The girl nodded. He was right. Something about what he’d said made a lot of sense.

And so she decided to take a break from her sadness to pay attention to what else was happening. And right then, a red leaf fell beside her on the bench. She looked at it and smiled.

“Red leaves. Aren’t they beautiful?” the man asked calmly.

“Yeah,” the girl smiled.

“The process of things changing, turning from one thing to another. All the cycles, phases and stages life goes through. Not just ours. But all of life... It really is an unfathomable mystery.”

“That’s very true,” the girl said.

The girl then carefully placed the red leaf between the pages of her journal.
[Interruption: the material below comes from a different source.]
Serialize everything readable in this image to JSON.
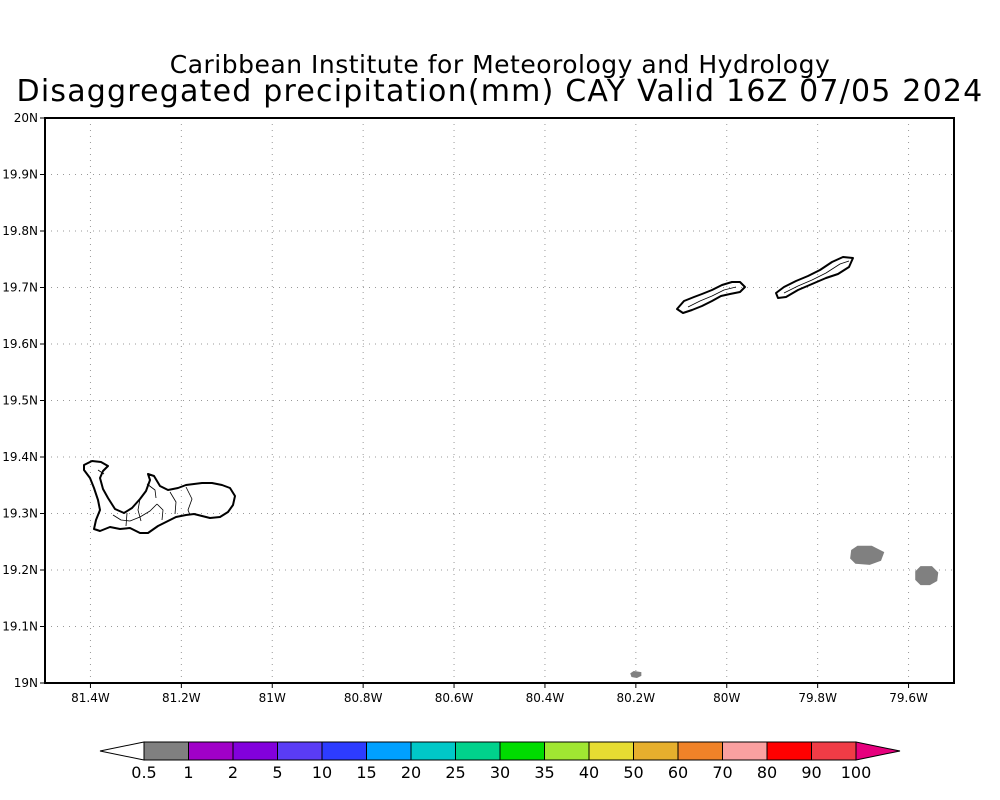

This time, not because she believed the leaf was going to keep her happy. But as a reminder of what the man had shared—that all of life is constantly entering a different cycle, phase and stage. And yes, there is sadness. Lots of sadness. But also beauty. And so many other things, too.

We can play favorites and have loyalties to just one experience. But, if we can pay attention and begin to let in more of what’s also happening right now, we open the space of our awareness to embrace more of life. And all of life has something to offer.

All these ingredients together are exactly the things we need as we travel to our next chapters.